Step 1: Find the intersection of the two lines.
The lines are $\sqrt{3}x - y + 2 = 0$ and $\sqrt{3}x + y - 2 = 0$. Adding: $2\sqrt{3}x = 0$, so $x = 0$, then $y = 2$. Intersection is $(0, 2)$.
Step 2: Find the angle each line makes with the x-axis.
Line 1: $y = \sqrt{3}x + 2$ has slope $\sqrt{3}$, so it makes angle $60°$ with x-axis. Line 2: $y = 2 - \sqrt{3}x$ has slope $-\sqrt{3}$, angle $120°$. The angle between them is $60°$, so they are symmetric about the y-axis.
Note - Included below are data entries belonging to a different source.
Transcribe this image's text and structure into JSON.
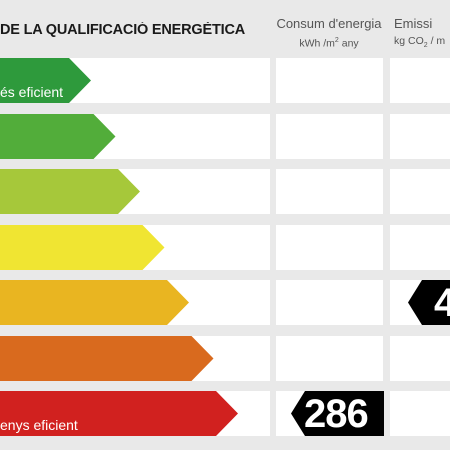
{
  "header": {
    "title": "DE LA QUALIFICACIÓ ENERGÈTICA",
    "consumption": {
      "line1": "Consum d'energia",
      "unit": "kWh /m",
      "sup": "2",
      "per": " any"
    },
    "emissions": {
      "line1": "Emissi",
      "unit": "kg CO",
      "sub": "2",
      "per": " / m"
    }
  },
  "bars": [
    {
      "label": "és eficient",
      "color": "#2e9a3c"
    },
    {
      "label": "",
      "color": "#52ad3a"
    },
    {
      "label": "",
      "color": "#a6c83a"
    },
    {
      "label": "",
      "color": "#f0e532"
    },
    {
      "label": "",
      "color": "#e9b521"
    },
    {
      "label": "",
      "color": "#d96a1e"
    },
    {
      "label": "enys eficient",
      "color": "#d1211f"
    }
  ],
  "consumption_marker": {
    "value": "286",
    "color": "#000000"
  },
  "emissions_marker": {
    "value": "4",
    "color": "#000000"
  }
}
Step 3: Place P on Line 1 at distance 5 from $(0,2)$.
Direction vector of Line 1 is $(\cos 60°, \sin 60°) = (1/2, \sqrt{3}/2)$. So $P = (0 + 5 \cdot \frac{1}{2},\ 2 + 5 \cdot \frac{\sqrt{3}}{2}) = \left(\frac{5}{2},\ 2 + \frac{5\sqrt{3}}{2}\right)$, or the other side $P = \left(-\frac{5}{2},\ 2 - \frac{5\sqrt{3}}{2}\right)$.
Step 4: Find the foot of perpendicular of P onto the y-axis.
The foot of perpendicular from $(x_0, y_0)$ onto the y-axis is $(0, y_0)$. So its distance from origin is $|y_0|$.
Step 5: Compute the distances.
For $P = \left(\frac{5}{2},\ 2 + \frac{5\sqrt{3}}{2}\right)$: distance from origin to foot $= 2 + \frac{5\sqrt{3}}{2}$ (positive, so this is the answer).
Step 6: Verify the other case.
For $P = \left(-\frac{5}{2},\ 2 - \frac{5\sqrt{3}}{2}\right)$: foot is $(0, 2 - \frac{5\sqrt{3}}{2})$, distance $= \left|2 - \frac{5\sqrt{3}}{2}\right|$. Since $\frac{5\sqrt{3}}{2} \approx 4.33 > 2$, this is negative inside. So this equals $\frac{5\sqrt{3}}{2} - 2$. The question asks for distance from origin, so both are valid but the matching option is $2 + \frac{5\sqrt{3}}{2}$.
\[ \boxed{2 + \dfrac{5\sqrt{3}}{2}} \]